Today, many manufacturing companies continue to make large monetary investments in an effort to continue to evolve their MSS systems. Most manufacturers have done so while continuing to ignore the evolution of automation controllers. These companies are now stuck in a support paradigm where the systems originally designed for operations personnel are not properly adapting to automated machine processes. As a result, the companies using evolved MSS applications are not keeping pace with their competitors.

Many IT organizations are responsible for controller-based applications that execute in the manufacturing environment. Most applications request, translate, and disseminate product information for process machines and IT devices. Other controller-based applications are responsible for collecting and storing process information. The low-level application and device support focus is forcing IT organizations to be data integrators and preventing them from becoming data suppliers. At the same time, the many standalone systems are making it difficult for IT developed data mining applications that can cross-reference data from various controller-based applications. Those manufacturers who rely on IT data integrators are beginning to recognize increased manufacturing costs associated with redundant system integration, and support services. The costs are redundant because both engineering and IT organizations are performing similar work activities in support of the same machines.

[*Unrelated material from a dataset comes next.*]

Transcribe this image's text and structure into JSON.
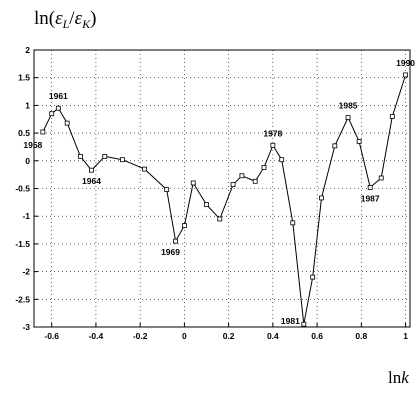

So how can IT organizations move from being data integrators to data suppliers and miners? Some IT and engineering managers believe the answer is new thinking and technology. This usually equates to having the next generation of university graduates apply the latest technological innovations. Most of these managers fail to recognize that technology solutions only enable new designers to replicate today's legacy systems. Any newly developed system will have the same functional limitations and cannot provide any substantial operational advantages to manufacturers. Furthermore, the reliance on new development methods does not mean an IT organization can escape the need to thoroughly understand process requirements before they begin designing a system.

To change the system paradigm, manufacturing engineering and IT organizations must evaluate the fundamental strategies associated with current MSS designs. The evaluation process will force them to recognize poor design fundamentals and the cornerstone strategies needed to correct them. To aid in the evaluation process, this book describes and analyzes many fundamental design strategies.